Mohamed Bangura Admits Making Switch to APC or SLPP.
By Ibrahim Samura,
On air, and in studios of radio 98.1, Mohamed Bangura, leader and chairman United Democratic Party, admits making switch to APC or SLPP should there be an opportunity.
He said the APC and SLPP are but the two main political parties, of course, possibly to be in governance forty years to come.
This he said is reason prompting him thinking make a switch to any of the two parties should need be.
Yesterday Wednesday 22nd, Mohamed surprisingly tendered his resignation letter, quitting the position as chairman All Political Parties Association (APPA), an institution he said he has served for over a year and months.

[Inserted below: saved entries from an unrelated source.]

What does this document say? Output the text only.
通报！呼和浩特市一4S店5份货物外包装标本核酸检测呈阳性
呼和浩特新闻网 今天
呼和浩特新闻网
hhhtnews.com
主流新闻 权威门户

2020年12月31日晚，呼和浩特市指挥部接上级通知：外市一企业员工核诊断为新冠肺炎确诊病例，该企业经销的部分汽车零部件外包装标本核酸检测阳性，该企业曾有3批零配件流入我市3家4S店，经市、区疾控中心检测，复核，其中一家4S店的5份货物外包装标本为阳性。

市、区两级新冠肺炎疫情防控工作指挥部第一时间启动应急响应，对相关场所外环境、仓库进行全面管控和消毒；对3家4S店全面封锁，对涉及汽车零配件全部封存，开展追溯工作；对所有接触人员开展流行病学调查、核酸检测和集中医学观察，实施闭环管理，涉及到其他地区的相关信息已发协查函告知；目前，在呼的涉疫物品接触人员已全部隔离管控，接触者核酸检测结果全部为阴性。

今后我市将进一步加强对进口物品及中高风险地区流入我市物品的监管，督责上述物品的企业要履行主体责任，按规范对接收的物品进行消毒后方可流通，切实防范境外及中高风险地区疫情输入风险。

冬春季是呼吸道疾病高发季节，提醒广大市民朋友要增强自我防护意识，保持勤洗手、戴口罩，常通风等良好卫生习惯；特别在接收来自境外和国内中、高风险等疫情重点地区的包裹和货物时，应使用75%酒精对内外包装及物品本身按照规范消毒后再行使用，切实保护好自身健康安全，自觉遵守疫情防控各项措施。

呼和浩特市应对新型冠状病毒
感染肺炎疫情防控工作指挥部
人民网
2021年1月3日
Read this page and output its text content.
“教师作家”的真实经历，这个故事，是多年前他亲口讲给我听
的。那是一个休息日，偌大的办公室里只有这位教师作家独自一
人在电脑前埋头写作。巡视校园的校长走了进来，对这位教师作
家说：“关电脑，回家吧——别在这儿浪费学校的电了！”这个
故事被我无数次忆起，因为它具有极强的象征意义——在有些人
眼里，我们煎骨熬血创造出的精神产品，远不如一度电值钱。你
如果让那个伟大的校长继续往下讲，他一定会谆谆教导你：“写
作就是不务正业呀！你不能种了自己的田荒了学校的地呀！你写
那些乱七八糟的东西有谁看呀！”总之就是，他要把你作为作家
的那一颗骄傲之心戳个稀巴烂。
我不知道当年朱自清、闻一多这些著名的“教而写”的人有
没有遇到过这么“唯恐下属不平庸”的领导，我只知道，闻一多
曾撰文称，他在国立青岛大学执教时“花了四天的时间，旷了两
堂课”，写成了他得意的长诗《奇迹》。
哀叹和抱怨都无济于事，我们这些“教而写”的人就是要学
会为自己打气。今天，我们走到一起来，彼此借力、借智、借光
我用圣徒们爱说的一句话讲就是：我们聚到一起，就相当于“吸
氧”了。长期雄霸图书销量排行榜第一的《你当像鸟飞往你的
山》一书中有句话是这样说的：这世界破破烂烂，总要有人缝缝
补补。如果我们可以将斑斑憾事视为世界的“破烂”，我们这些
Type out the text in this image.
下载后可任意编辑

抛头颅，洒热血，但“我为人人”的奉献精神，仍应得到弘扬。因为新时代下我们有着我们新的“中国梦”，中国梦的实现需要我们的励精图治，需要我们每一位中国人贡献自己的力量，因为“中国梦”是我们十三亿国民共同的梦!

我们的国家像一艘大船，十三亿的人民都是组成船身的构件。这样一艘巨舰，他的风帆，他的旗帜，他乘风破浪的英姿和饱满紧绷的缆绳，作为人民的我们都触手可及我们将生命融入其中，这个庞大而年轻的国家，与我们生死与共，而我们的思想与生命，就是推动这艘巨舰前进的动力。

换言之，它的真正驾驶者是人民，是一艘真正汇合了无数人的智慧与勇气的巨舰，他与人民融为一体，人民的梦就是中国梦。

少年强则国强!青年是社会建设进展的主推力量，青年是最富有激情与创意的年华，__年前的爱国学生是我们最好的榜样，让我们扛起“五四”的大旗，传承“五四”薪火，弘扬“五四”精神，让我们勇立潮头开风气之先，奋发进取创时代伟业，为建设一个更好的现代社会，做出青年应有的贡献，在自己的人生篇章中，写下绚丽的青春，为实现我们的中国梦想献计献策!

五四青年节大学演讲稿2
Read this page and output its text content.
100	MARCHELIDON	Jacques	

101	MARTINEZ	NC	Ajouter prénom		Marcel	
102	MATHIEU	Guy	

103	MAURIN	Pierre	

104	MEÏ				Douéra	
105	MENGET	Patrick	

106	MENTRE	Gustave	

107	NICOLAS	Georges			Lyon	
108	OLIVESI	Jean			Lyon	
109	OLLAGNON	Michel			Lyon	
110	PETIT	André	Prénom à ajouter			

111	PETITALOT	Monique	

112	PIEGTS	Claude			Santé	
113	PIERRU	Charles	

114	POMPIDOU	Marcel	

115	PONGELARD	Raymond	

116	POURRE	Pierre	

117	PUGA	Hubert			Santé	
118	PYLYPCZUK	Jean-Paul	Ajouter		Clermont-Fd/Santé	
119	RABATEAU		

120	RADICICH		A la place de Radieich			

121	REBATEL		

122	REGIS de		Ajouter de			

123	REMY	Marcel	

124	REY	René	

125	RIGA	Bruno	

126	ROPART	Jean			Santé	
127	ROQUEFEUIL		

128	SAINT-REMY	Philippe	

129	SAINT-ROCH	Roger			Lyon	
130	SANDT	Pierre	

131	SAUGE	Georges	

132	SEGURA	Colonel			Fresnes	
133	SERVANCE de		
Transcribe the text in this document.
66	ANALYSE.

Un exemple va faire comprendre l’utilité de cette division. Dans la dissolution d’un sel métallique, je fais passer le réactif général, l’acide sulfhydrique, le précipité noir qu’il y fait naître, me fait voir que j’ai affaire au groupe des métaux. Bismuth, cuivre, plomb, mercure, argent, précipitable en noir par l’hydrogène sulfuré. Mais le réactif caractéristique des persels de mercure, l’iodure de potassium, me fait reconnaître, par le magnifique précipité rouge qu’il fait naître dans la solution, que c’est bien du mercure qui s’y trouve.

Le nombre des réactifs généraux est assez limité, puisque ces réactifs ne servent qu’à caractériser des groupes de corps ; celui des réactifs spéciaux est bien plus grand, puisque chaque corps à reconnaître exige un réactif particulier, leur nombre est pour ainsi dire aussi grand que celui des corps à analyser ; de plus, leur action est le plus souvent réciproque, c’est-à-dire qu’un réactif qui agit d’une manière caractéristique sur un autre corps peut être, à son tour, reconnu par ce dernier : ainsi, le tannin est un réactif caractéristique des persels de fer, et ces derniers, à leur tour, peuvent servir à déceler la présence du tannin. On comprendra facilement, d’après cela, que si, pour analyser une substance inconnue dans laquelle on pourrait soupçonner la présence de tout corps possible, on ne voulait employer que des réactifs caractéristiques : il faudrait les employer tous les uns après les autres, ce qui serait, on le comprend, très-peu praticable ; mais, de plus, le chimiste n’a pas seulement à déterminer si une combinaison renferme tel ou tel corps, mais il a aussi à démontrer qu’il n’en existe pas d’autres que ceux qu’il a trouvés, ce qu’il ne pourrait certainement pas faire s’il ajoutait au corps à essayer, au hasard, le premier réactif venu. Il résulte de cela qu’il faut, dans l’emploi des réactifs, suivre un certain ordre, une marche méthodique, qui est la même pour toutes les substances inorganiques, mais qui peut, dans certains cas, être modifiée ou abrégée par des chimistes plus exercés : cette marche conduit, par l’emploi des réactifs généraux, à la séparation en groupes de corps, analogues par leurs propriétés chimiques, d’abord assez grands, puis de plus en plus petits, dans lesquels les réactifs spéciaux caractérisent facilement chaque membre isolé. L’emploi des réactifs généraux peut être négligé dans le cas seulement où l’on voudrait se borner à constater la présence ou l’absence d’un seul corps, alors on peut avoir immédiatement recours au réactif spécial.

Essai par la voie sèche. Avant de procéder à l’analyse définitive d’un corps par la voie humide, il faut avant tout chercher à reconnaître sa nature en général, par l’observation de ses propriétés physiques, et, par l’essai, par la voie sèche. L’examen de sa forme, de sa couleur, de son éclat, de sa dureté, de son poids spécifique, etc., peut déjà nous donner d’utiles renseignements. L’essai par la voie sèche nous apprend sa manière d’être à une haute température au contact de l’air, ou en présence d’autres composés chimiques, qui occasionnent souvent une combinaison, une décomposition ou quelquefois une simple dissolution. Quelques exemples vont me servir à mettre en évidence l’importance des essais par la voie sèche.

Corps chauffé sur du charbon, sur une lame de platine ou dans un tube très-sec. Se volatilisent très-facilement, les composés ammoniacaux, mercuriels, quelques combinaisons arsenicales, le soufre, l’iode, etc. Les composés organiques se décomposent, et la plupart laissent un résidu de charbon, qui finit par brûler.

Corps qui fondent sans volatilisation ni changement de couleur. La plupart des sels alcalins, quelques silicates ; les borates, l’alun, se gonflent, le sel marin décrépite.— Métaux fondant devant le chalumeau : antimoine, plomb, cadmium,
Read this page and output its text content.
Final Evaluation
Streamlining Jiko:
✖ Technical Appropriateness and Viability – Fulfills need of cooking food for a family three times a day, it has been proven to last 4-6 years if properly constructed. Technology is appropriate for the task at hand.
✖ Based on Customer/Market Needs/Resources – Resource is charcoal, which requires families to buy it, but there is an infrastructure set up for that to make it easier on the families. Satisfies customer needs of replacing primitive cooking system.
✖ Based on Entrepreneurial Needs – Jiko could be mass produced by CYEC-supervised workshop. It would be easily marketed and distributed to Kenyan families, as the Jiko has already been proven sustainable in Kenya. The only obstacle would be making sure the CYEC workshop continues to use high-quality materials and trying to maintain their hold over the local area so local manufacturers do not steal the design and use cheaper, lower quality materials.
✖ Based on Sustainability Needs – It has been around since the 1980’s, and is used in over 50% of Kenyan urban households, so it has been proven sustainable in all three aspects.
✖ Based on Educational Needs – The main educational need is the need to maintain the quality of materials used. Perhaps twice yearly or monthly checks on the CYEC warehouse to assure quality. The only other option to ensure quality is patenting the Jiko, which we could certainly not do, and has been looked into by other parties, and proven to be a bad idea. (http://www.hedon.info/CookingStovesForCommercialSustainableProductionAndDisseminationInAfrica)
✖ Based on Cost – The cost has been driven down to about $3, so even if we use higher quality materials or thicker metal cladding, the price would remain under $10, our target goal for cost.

Mohamed’s resignation as chairman APPA, has sparked public debate, and has seen people now say it is because he has been promised ministerial appointment in the ruling APC.
It is true Mohamed was a presidential candidate in the 2012 elections, but at the eleventh hour switched loyalty to opponent President Koroma, then told his supporters not cast vote to his favour but the former (President Koroma) in his bid for second term.
Sources say Mohamed’s resignation as chairman APPA, is linked to alleged political switch to the ruling APC, where incidentally, though unconfirmed, he’s likely to be appointed minister of information.
His interview at radio 98.1 reveals clear that Mohamed is, but on his verge moving to either APC or SLPP, even though the suspicion is that he intends pitched fence with the ruling APC.